Economists, financial advisers, and savvy investors recognize the value of investing in international stocks. In fact, this practice is a powerful hedge against a downturn and it helps to prop up the stability of your portfolio over the long term. A home-market bias may prove favorable in the short term, but the interconnectedness of countries ensures that growth and prosperity must inevitably be shared and enjoyed by all nations. Various studies have been conducted over the years, indicating that it is beneficial to have an allotment of foreign stocks in your portfolio. That precise figure will vary from one investor to the next, but approximately 40% of your stockholdings should be foreign stocks. In the US, this figure is around 22%, far less than the recommended amount. It is foolhardy to invest all of your assets in a single investment vehicle such as the US market, stocks, bonds, forex, commodities et cetera.
By broadening your investments across multiple categories and markets, you are hedging against volatility. Many successful investors tap into different geographical markets, and the companies that dominate them. There is tremendous variance between the performance of the US market and the South African market, or the Israeli market and the Japanese market. It is certainly worthwhile contemplating each of these markets on their merits. Global investors take a holistic approach, encompassing the DJIA, NASDAQ, JSE, NIKKEI 225, CAC 40, DAX 30, FTSE 100, and others.
Cost-Effective Ways to Transfer Money into Foreign Markets
Of course, money transfers need to take place to facilitate investments in foreign markets. This is not as challenging as it seems thanks to many easy to use money transfer sites. Many reputable money transfer organizations now pepper the scene making it easy to facilitate rapid, secure, and cost-effective money transfers from one geographic location to another, with the intent of investing in foreign markets. The interest rates alone are more attractive in countries like South Africa than they are in the US, or the UK.
However, the risk/reward ratios need to be carefully evaluated to determine whether inflationary pressures and currency cross exchange rates warrant that type of investment. Nonetheless, all of this is geared towards reducing volatility and protecting the value of a financial portfolio from a downturn. There are ways to facilitate transfers to foreign markets through registered financial trading enterprises. These are done with exchange traded funds and mutual funds which are effectively asset holdings in foreign countries. Index funds for example track the performance of a foreign index, and many of them are country specific.
Every investor's appetite for foreign stocks is different
The precise figure that you are targeting is also subject to change, since market forces routinely shift the needle from day-to-day. Foreign markets, particularly developing economies are characterized by greater volatility, due to geopolitics or unstable infrastructures. It is safe to say that when developed economies are struggling, this tends to have a domino effect on developing economies.
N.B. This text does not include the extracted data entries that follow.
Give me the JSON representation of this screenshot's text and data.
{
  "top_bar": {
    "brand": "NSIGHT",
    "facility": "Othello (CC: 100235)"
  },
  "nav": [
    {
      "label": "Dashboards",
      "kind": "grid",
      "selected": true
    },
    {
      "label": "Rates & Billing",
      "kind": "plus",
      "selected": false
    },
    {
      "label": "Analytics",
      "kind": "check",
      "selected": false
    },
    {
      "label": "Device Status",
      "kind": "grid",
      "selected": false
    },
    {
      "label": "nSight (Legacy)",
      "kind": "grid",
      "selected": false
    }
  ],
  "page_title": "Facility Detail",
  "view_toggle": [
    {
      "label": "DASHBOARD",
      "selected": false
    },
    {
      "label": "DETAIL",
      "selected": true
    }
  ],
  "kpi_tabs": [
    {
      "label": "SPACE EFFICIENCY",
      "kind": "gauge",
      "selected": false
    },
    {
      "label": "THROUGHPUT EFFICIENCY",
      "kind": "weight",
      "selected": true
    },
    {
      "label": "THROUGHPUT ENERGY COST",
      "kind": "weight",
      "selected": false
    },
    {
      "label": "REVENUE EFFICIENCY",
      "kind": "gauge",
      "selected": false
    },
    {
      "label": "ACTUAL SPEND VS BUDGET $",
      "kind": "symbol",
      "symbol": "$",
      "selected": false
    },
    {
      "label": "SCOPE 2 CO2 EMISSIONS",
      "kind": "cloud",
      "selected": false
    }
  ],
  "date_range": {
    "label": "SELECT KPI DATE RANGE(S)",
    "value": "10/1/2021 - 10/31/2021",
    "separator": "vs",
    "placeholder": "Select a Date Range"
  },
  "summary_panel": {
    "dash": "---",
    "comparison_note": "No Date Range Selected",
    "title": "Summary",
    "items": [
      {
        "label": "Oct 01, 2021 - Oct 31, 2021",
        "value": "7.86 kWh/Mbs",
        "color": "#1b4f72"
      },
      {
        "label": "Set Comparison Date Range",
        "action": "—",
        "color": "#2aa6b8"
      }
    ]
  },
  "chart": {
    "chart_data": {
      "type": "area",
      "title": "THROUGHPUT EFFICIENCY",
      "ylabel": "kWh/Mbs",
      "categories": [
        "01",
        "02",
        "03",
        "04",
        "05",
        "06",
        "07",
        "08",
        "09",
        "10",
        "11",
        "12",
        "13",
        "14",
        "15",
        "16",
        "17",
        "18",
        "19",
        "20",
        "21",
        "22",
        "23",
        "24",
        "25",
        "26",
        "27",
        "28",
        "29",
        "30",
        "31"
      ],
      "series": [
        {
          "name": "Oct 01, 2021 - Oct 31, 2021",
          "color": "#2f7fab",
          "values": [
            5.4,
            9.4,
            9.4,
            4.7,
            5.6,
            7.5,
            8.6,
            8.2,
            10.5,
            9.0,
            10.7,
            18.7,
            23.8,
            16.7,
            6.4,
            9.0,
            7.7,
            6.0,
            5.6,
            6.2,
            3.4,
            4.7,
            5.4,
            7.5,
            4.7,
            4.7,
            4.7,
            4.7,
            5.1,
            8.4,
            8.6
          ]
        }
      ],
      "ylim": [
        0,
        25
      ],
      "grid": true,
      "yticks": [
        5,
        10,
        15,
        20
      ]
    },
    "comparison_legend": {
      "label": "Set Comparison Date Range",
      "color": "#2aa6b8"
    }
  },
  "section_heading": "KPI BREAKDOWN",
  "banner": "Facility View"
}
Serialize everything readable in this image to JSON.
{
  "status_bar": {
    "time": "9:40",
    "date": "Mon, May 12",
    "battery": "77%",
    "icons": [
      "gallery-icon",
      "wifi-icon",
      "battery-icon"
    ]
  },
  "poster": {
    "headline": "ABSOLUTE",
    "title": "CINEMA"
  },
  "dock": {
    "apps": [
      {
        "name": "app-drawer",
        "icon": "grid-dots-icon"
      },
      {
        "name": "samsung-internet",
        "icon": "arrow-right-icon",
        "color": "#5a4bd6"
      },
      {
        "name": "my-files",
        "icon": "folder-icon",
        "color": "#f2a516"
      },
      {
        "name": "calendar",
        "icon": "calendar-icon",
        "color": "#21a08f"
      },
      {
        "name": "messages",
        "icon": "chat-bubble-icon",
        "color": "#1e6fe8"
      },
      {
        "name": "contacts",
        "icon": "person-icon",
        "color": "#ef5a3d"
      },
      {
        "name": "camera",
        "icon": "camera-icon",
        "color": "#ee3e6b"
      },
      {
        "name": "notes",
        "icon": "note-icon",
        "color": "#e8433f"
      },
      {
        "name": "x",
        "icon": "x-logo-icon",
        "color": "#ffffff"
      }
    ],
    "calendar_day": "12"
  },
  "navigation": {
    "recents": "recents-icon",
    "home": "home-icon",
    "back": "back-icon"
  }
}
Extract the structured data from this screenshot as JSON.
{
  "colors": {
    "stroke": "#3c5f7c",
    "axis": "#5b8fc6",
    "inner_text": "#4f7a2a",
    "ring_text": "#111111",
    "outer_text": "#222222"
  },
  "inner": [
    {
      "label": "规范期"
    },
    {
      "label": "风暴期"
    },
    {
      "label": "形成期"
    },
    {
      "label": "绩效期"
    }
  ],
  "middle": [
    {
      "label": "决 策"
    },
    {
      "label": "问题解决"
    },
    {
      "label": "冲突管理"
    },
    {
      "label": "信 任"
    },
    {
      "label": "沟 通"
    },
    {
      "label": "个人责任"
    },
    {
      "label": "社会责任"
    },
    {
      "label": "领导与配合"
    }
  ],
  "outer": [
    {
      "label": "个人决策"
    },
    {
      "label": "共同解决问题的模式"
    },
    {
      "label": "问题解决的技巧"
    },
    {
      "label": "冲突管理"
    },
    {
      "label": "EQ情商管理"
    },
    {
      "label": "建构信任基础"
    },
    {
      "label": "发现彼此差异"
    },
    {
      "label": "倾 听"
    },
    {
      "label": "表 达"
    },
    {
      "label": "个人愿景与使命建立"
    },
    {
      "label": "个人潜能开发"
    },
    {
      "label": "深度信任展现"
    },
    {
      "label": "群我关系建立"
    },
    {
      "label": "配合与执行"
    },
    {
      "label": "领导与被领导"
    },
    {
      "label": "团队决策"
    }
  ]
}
There is always growth potential in foreign markets and these present as lucrative investment opportunities. Foreign stocks are typically, although not always, subject to less transparency and limited information. Investors don't always have access to important financial documentation and reports to make informed decisions. There is also less legal recourse than there would be with the Securities and Exchange Commission (SEC).
Other issues to contend with include taxation on foreign assets, transactions costs, and the effect of currency conversions. Once you have assessed the implications of these types of investments, it is certainly worthwhile incorporating these stock options into your portfolio.